Typically Amon development is done by:

  • making edits to a clone of sdc-amon.git on a Mac (likely Linux too, but that's untested) or a SmartOS development zone,

      git clone git@github.com:joyent/sdc-amon.git
      cd sdc-amon
      git submodule update --init   # not necessary first time
      vi
    
  • building:

      make all
      make check
    
  • syncing changes to a running SDC (typically a COAL running locally in VMWare) via one or more of:

      ./tools/rsync-master-to-coal
      ./tools/rsync-relay-to-coal
      ./tools/rsync-agent-to-coal
    
  • then testing changes in that SDC (e.g. COAL). See "Testing" below for running the test suite.

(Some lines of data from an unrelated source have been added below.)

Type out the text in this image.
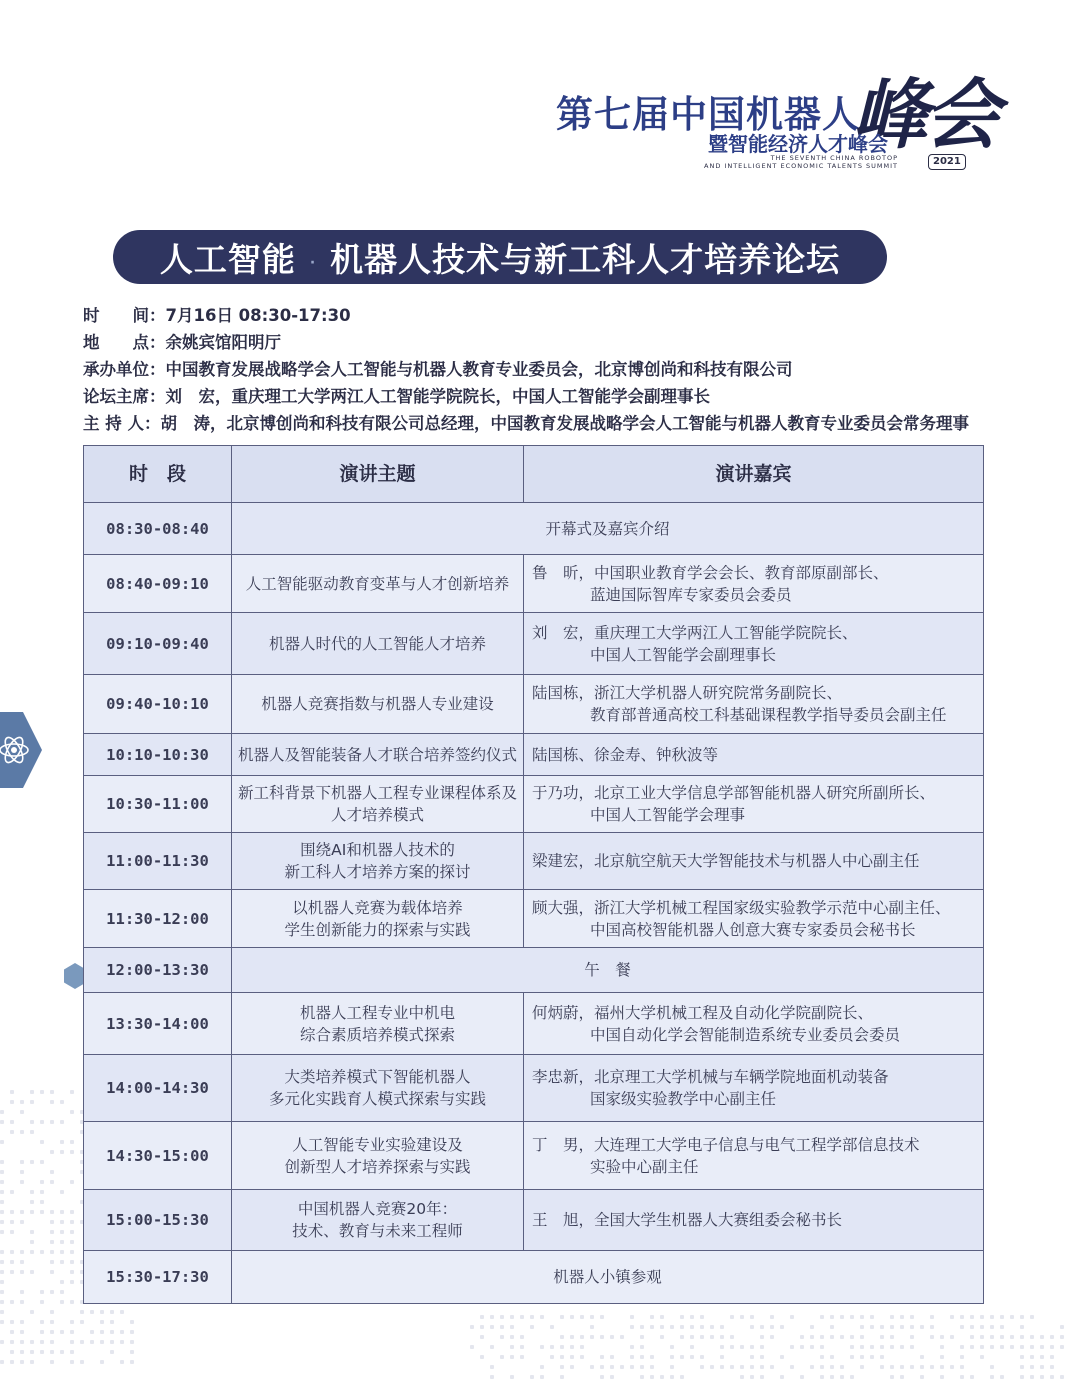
第七届中国机器人
峰会
暨智能经济人才峰会
THE SEVENTH CHINA ROBOTOP
AND INTELLIGENT ECONOMIC TALENTS SUMMIT	2021
人工智能 · 机器人技术与新工科人才培养论坛
时　　间：7月16日 08:30-17:30
地　　点：余姚宾馆阳明厅
承办单位：中国教育发展战略学会人工智能与机器人教育专业委员会，北京博创尚和科技有限公司
论坛主席：刘　宏，重庆理工大学两江人工智能学院院长，中国人工智能学会副理事长
主 持 人：胡　涛，北京博创尚和科技有限公司总经理，中国教育发展战略学会人工智能与机器人教育专业委员会常务理事
时　段	演讲主题	演讲嘉宾
08:30-08:40	开幕式及嘉宾介绍	
08:40-09:10	人工智能驱动教育变革与人才创新培养	鲁　昕，中国职业教育学会会长、教育部原副部长、
蓝迪国际智库专家委员会委员

09:10-09:40	机器人时代的人工智能人才培养	刘　宏，重庆理工大学两江人工智能学院院长、
中国人工智能学会副理事长

09:40-10:10	机器人竞赛指数与机器人专业建设	陆国栋，浙江大学机器人研究院常务副院长、
教育部普通高校工科基础课程教学指导委员会副主任

10:10-10:30	机器人及智能装备人才联合培养签约仪式	陆国栋、徐金寿、钟秋波等

10:30-11:00	新工科背景下机器人工程专业课程体系及
人才培养模式	于乃功，北京工业大学信息学部智能机器人研究所副所长、
中国人工智能学会理事

11:00-11:30	围绕AI和机器人技术的
新工科人才培养方案的探讨	梁建宏，北京航空航天大学智能技术与机器人中心副主任

11:30-12:00	以机器人竞赛为载体培养
学生创新能力的探索与实践	顾大强，浙江大学机械工程国家级实验教学示范中心副主任、
中国高校智能机器人创意大赛专家委员会秘书长

12:00-13:30	午　餐	
13:30-14:00	机器人工程专业中机电
综合素质培养模式探索	何炳蔚，福州大学机械工程及自动化学院副院长、
中国自动化学会智能制造系统专业委员会委员

14:00-14:30	大类培养模式下智能机器人
多元化实践育人模式探索与实践	李忠新，北京理工大学机械与车辆学院地面机动装备
国家级实验教学中心副主任

14:30-15:00	人工智能专业实验建设及
创新型人才培养探索与实践	丁　男，大连理工大学电子信息与电气工程学部信息技术
实验中心副主任

15:00-15:30	中国机器人竞赛20年：
技术、教育与未来工程师	王　旭，全国大学生机器人大赛组委会秘书长

15:30-17:30	机器人小镇参观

If you are developing from an OS other than SmartOS, you obviously can't be updating binary parts of Amon. Currently that typically only bites when trying to update npm deps of the version of node used by the Amon components.

Testing

Currently the primary client of the test suite is testing in a full install of all Amon components in a full SDC setup (e.g. in COAL). The bulk of the test suite (everything under "test/...") is installed with the Amon Relay (i.e. in the headnode global zone).

You can run the test suite from there as follows:

cd /opt/smartdc/agents/lib/node_modules/amon-relay
./test/runtests

This will run all the main tests against the running Amon system and also login to the Amon Master zone(s) and run its local test suite.

To sync local changes to a running COAL and run the test suite there try:

make test-coal

COAL Notes: Getting email notifications

For many ISPs it is common for outbound SMTP traffic (port 25) to be blocked. This means that Amon Master's default mail config results in no outbound email notifications. One way around that is to use your gmail account like this:

$ ssh coal                  # login to your COAL headnode gz
$ sdc-login amon            # login to the "amon" core zone
$ vi /opt/smartdc/amon/cfg/amon-master.json
# Edit the "notificationsPlugins.email.config" key to looks something like:
    "config": {
      "smtp": {
        "host": "smtp.gmail.com",
        "port": 587,
        "ssl": false,
        "use_authentication": true,
        "user": "YOUR-GMAIL-NAME@gmail.com",
        "pass": "YOUR-GMAIL-PASSWORD"
       },
      "from": "\"Monitoring (no reply)\" <no-reply@joyent.com>"
    }
$ svcadm restart amon-master

Personally, I'm using a separate gmail account for this so I don't have to put my personal gmail password in that config file.